I did it all wrong! I almost blew the dream I had since I was a little boy. Fighting my way through the multiple schools I attended, dealing with introversion and extreme shyness, I had received a college degree, joined the military, and had been accepted into USAF Undergraduate Pilot Training (UPT). Since I was old enough to imagine, I wanted to fly. No, not like Superman, but like Charles Lindbergh or Chuck Yeager. That dream was the driving force that fought against my doubts of having the chance or ability to be a pilot. But now I had the opportunity I had been fighting for! I was at Laughlin, AFB in Texas with my shiny gold Second Lieutenant bars ready to be trained as an Air Force pilot. I would actually be flying jets!

Perhaps you can understand my enthusiasm and single-minded aspiration if you ever wanted something so desperately. I was on the cusp of a dream I always imagined, but one I never could convince myself would really happen. Now that I was here, it meant everything to me. I gave a damn! I gave a BIG damn, and that would become a problem. The ‘giving too much of a damn’ was complicated with the ever-recurrent doubts about myself. It was my first time away from home, and I was competing with mostly Air Force Academy graduates, young men who had been away from home and in the military atmosphere daily for four years. My lack of confidence was palpable and it fought against my desire.

Now, giving a damn about something would seem to be a characteristic that would be helpful, if not critical. I certainly believe this. However, to allow your passion to become a fear of failure is to cloud what you need to do to achieve it. Giving a damn can covertly defeat your goal by becoming a distraction. I allowed worry to occupy my mind instead of constant, intense, preparation -- not that I didn’t think I was preparing. On reflection, however, I did not ‘try like hell’ to study smartly, using every advantage available and forgetting my competition. I didn’t know what I was doing to myself! How crazy was this?
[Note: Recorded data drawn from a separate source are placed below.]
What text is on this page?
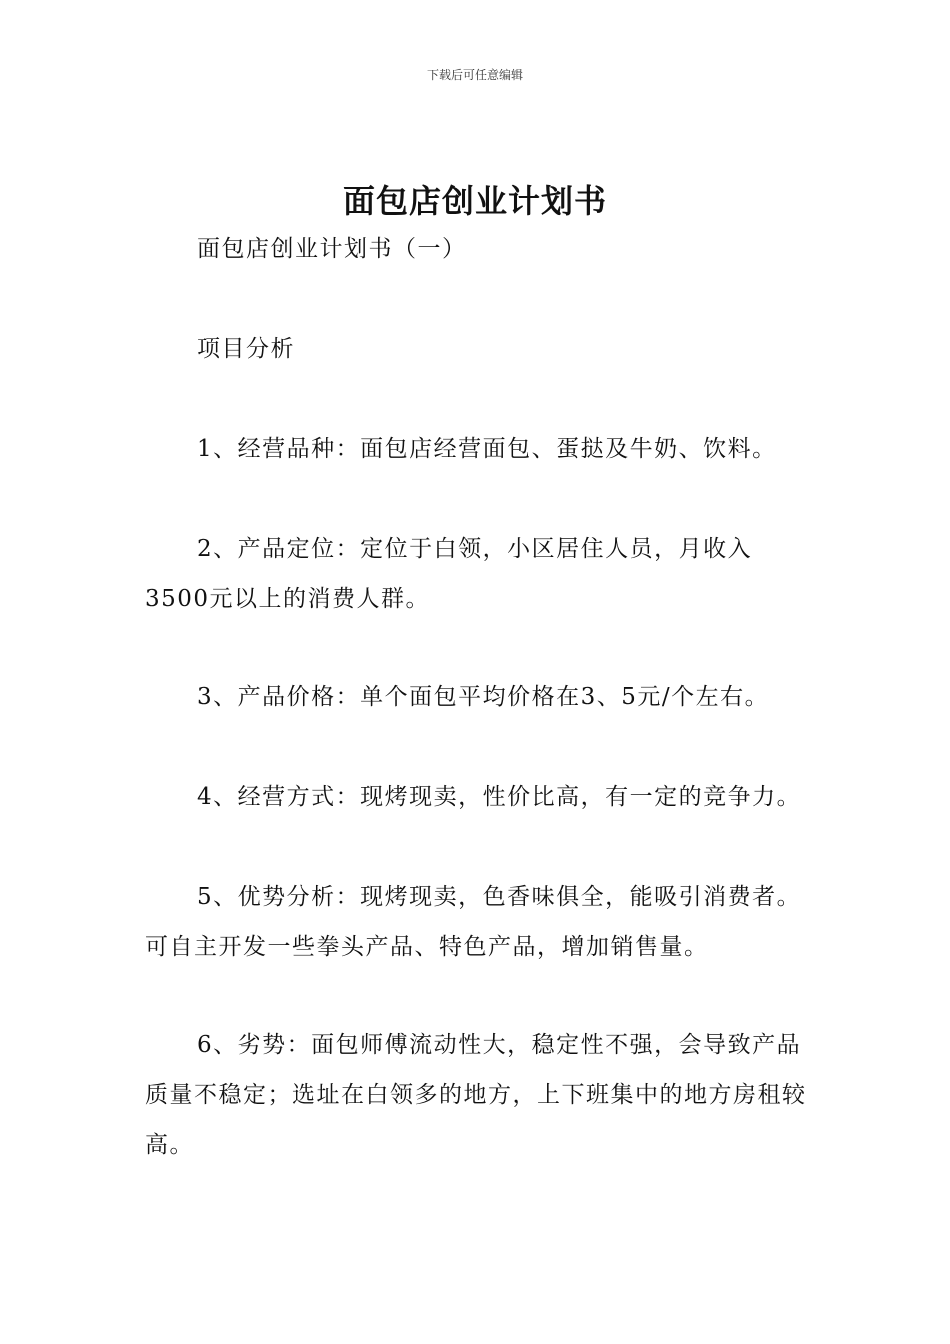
下载后可任意编辑
面包店创业计划书

面包店创业计划书（一）

项目分析

1、经营品种：面包店经营面包、蛋挞及牛奶、饮料。

2、产品定位：定位于白领，小区居住人员，月收入3500元以上的消费人群。

3、产品价格：单个面包平均价格在3、5元/个左右。

4、经营方式：现烤现卖，性价比高，有一定的竞争力。

5、优势分析：现烤现卖，色香味俱全，能吸引消费者。可自主开发一些拳头产品、特色产品，增加销售量。

6、劣势：面包师傅流动性大，稳定性不强，会导致产品质量不稳定；选址在白领多的地方，上下班集中的地方房租较高。
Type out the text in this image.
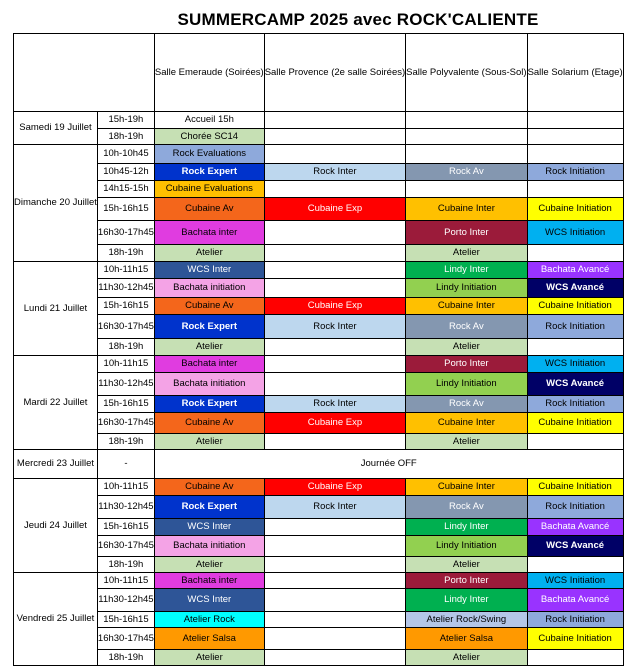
SUMMERCAMP 2025 avec ROCK'CALIENTE
		Salle Emeraude (Soirées)	Salle Provence (2e salle Soirées)	Salle Polyvalente (Sous-Sol)	Salle Solarium (Etage)
Samedi 19 Juillet	15h-19h	Accueil 15h			
	18h-19h	Chorée SC14			
Dimanche 20 Juillet	10h-10h45	Rock Evaluations			
	10h45-12h	Rock Expert	Rock Inter	Rock Av	Rock Initiation
	14h15-15h	Cubaine Evaluations			
	15h-16h15	Cubaine Av	Cubaine Exp	Cubaine Inter	Cubaine Initiation
	16h30-17h45	Bachata inter		Porto Inter	WCS Initiation
	18h-19h	Atelier		Atelier	
Lundi 21 Juillet	10h-11h15	WCS Inter		Lindy Inter	Bachata Avancé
	11h30-12h45	Bachata initiation		Lindy Initiation	WCS Avancé
	15h-16h15	Cubaine Av	Cubaine Exp	Cubaine Inter	Cubaine Initiation
	16h30-17h45	Rock Expert	Rock Inter	Rock Av	Rock Initiation
	18h-19h	Atelier		Atelier	
Mardi 22 Juillet	10h-11h15	Bachata inter		Porto Inter	WCS Initiation
	11h30-12h45	Bachata initiation		Lindy Initiation	WCS Avancé
	15h-16h15	Rock Expert	Rock Inter	Rock Av	Rock Initiation
	16h30-17h45	Cubaine Av	Cubaine Exp	Cubaine Inter	Cubaine Initiation
	18h-19h	Atelier		Atelier	
Mercredi 23 Juillet	-	Journée OFF			
Jeudi 24 Juillet	10h-11h15	Cubaine Av	Cubaine Exp	Cubaine Inter	Cubaine Initiation
	11h30-12h45	Rock Expert	Rock Inter	Rock Av	Rock Initiation
	15h-16h15	WCS Inter		Lindy Inter	Bachata Avancé
	16h30-17h45	Bachata initiation		Lindy Initiation	WCS Avancé
	18h-19h	Atelier		Atelier	
Vendredi 25 Juillet	10h-11h15	Bachata inter		Porto Inter	WCS Initiation
	11h30-12h45	WCS Inter		Lindy Inter	Bachata Avancé
	15h-16h15	Atelier Rock		Atelier Rock/Swing	Rock Initiation
	16h30-17h45	Atelier Salsa		Atelier Salsa	Cubaine Initiation
	18h-19h	Atelier		Atelier	
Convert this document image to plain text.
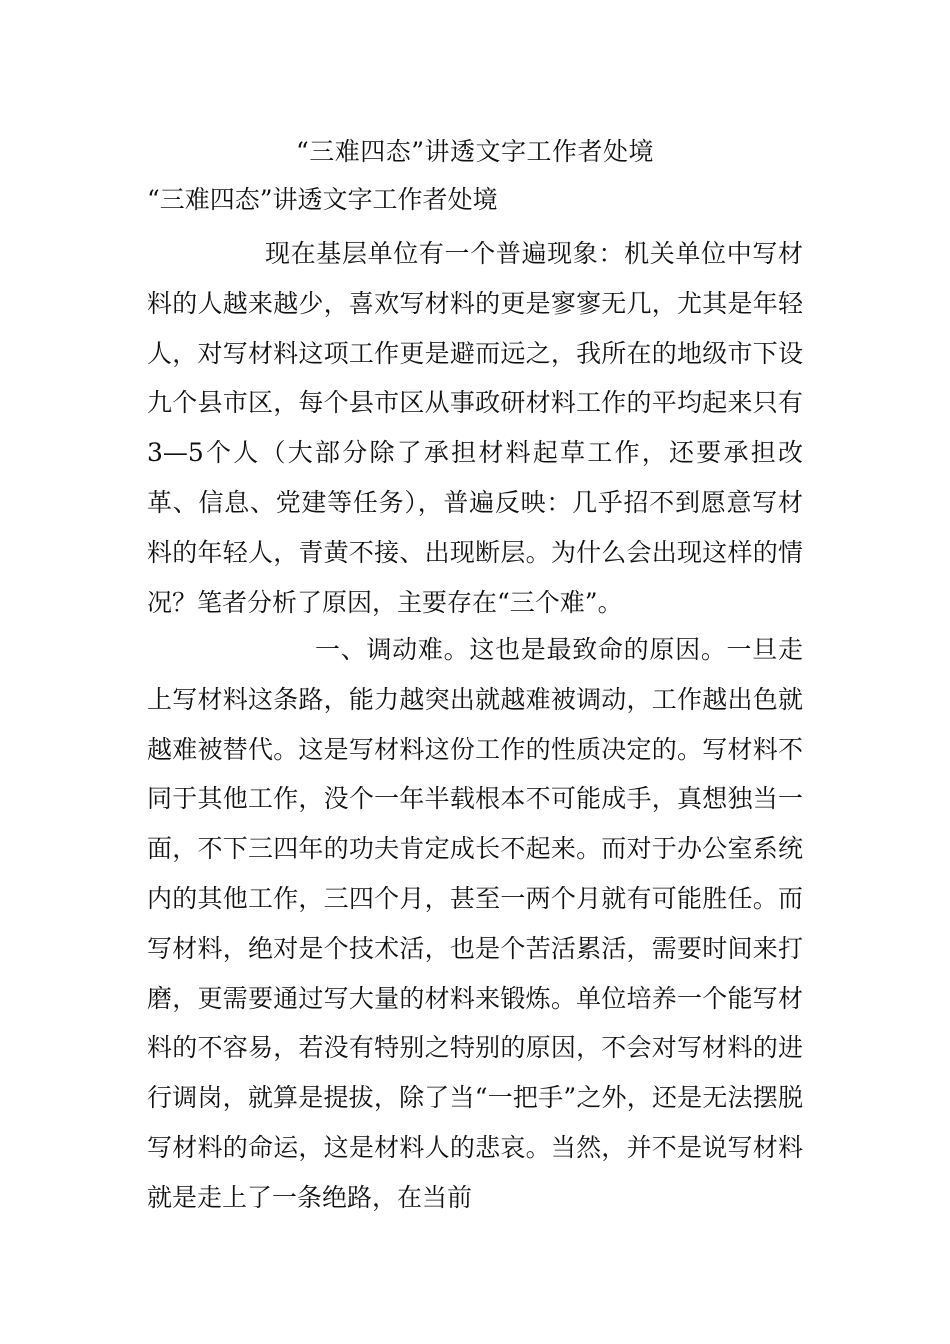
“三难四态”讲透文字工作者处境

“三难四态”讲透文字工作者处境

现在基层单位有一个普遍现象：机关单位中写材料的人越来越少，喜欢写材料的更是寥寥无几，尤其是年轻人，对写材料这项工作更是避而远之，我所在的地级市下设九个县市区，每个县市区从事政研材料工作的平均起来只有3—5个人（大部分除了承担材料起草工作，还要承担改革、信息、党建等任务），普遍反映：几乎招不到愿意写材料的年轻人，青黄不接、出现断层。为什么会出现这样的情况？笔者分析了原因，主要存在“三个难”。

一、调动难。这也是最致命的原因。一旦走上写材料这条路，能力越突出就越难被调动，工作越出色就越难被替代。这是写材料这份工作的性质决定的。写材料不同于其他工作，没个一年半载根本不可能成手，真想独当一面，不下三四年的功夫肯定成长不起来。而对于办公室系统内的其他工作，三四个月，甚至一两个月就有可能胜任。而写材料，绝对是个技术活，也是个苦活累活，需要时间来打磨，更需要通过写大量的材料来锻炼。单位培养一个能写材料的不容易，若没有特别之特别的原因，不会对写材料的进行调岗，就算是提拔，除了当“一把手”之外，还是无法摆脱写材料的命运，这是材料人的悲哀。当然，并不是说写材料就是走上了一条绝路，在当前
You cannot concentrate and worry at the same time. You can’t be a good shortstop if you are worrying about making an error. Philosophy of life and living was not a strength of mine back then. Because this is a blog about the importance of fatherhood, I mention that not having my father around contributed to the doubts I had about myself. He could have counseled or mentored me, and maybe I would have approached flight training with a different attitude. If I had been my father, I would have told myself to take care of business then accept the results. That advice is precisely what “try like hell, but don’t give a damn” means.

Of course, you should always give a damn about what you think is important. You do that best by setting a goal and doing what is necessary to achieve it. Once you have dedicated yourself to your best effort, forget about what the results may bring. The result of your best efforts will be what you deserve given your talents and competition. Most every time, this attitude will find success. If it does not, then you have absolutely nothing to be ashamed of! Acceptance of results after doing your very best is not difficult. It may be disappointing but not in the least devastating. Devastation is when you realize you missed out on something very important to you because you didn’t approach it fully armed with all you have. Something that almost happened to me!

I was lucky! After being at the bottom of my class in the first half of UPT (T-37 aircraft), I was in the top third of my class in the second half of UPT (T-38 aircraft). Time and experience helped me, but I still had much to learn about my approach to challenges. Eventually, with more angst than necessary, I got my silver wings, and it remains the very best job I ever had. I actually was paid to do what I would have paid them to do if I had the money.

I know I would have been a better student and pilot had I known what I should have known. And that is this - You can only control what you have control over. When you allow your mind to be cluttered with things you don’t have in your control, then you’ll be placing yourself at a disadvantage. Everyone has influence over the results in their life, but they don’t have control of the results themselves when competition and/or standards exist. Therefore, don’t give a damn about the results, don’t focus on them, just try like hell to influence those results to the best of your ability.

A Dad’s Role

As a father, you can be such a positive influence and indisputable force for your family! If you feed, clothe, and shelter your children, that is only the minimum requirements of fatherhood. Unfortunately, even these minimums are too often not met. But a Dad - an involved and nurturing father - can be the rock that his children need. He can explain concepts like “Try like hell, but don’t give a damn!” to help his children in their approach to the challenges they will certainly and necessarily meet throughout their lives. The Power of Dadhood is not only strong, but it has such powerful leverage! Just the simplest acts of love and nurturing will result in many multiples of wonder and success for the children of real Dads! A smile, a wink, a pat on the back, a suggestion, a correction, even a reprimand are all tools, and the magic wands, of Dadhood!